The distance between two opposite vertices of the dodecagon is 2. Find the area of the dodecagon.
Is there any way to do this without trigonometry?
And could you include a proof also? :O
On
Another form of the area for a regular dodecagon that doesn't explicitly contain trigonometric functions, is $A = 3R^2$ where $A$ is area and $R$ is the circumradius (distance from center to vertex).
Therefore you have that the circumradius = $1$ (half the distance between opposite vertices) hence the area $A=3\cdot1^2=3$.
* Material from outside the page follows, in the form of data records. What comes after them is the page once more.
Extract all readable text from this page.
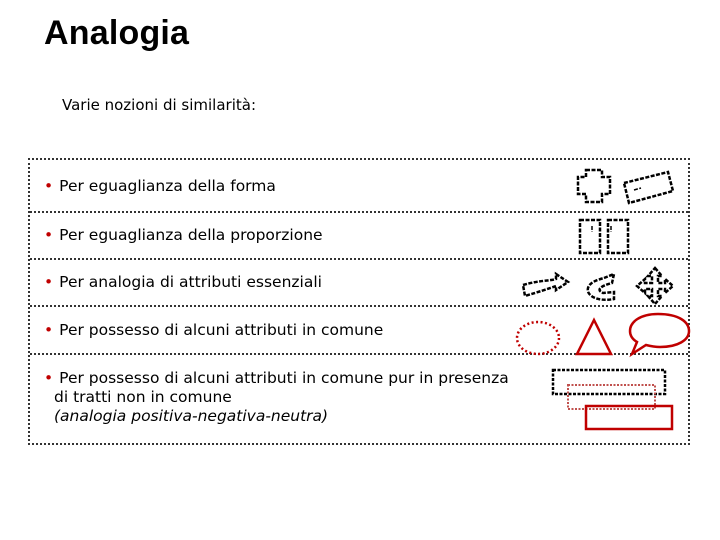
Analogia
Varie nozioni di similarità:
• Per eguaglianza della forma
• Per eguaglianza della proporzione
• Per analogia di attributi essenziali
• Per possesso di alcuni attributi in comune
• Per possesso di alcuni attributi in comune pur in presenza
di tratti non in comune
(analogia positiva-negativa-neutra)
You can prove this by a cute tiling argument: http://demonstrations.wolfram.com/KurschaksDodecagon/
Obviously we have to assume it is a regular dodecagon, otherwise its area is indeterminate. I follow your idea of taking a circle through the vertices. We have $\angle A_1OA_2 = 30^o$, so $\angle A_1OA_3 = 60^o$. Also $OA_1 = OA_3$, so the triangle $A_1OA_3$ is equilateral. We are given that $OA_1=1$, so $A_1A_3 = 1$. $OA_2$ intersects $A_1A_3$ at $M$ the midpoint of $A_1A_3$. So $A_1M = \frac12$.
The area of triangle $A_1OA_2$ is half its base $OA_2$ times its height $A_1M$ and hence $\frac14$. There are 12 triangles, so the total area of the dodecagon is 3.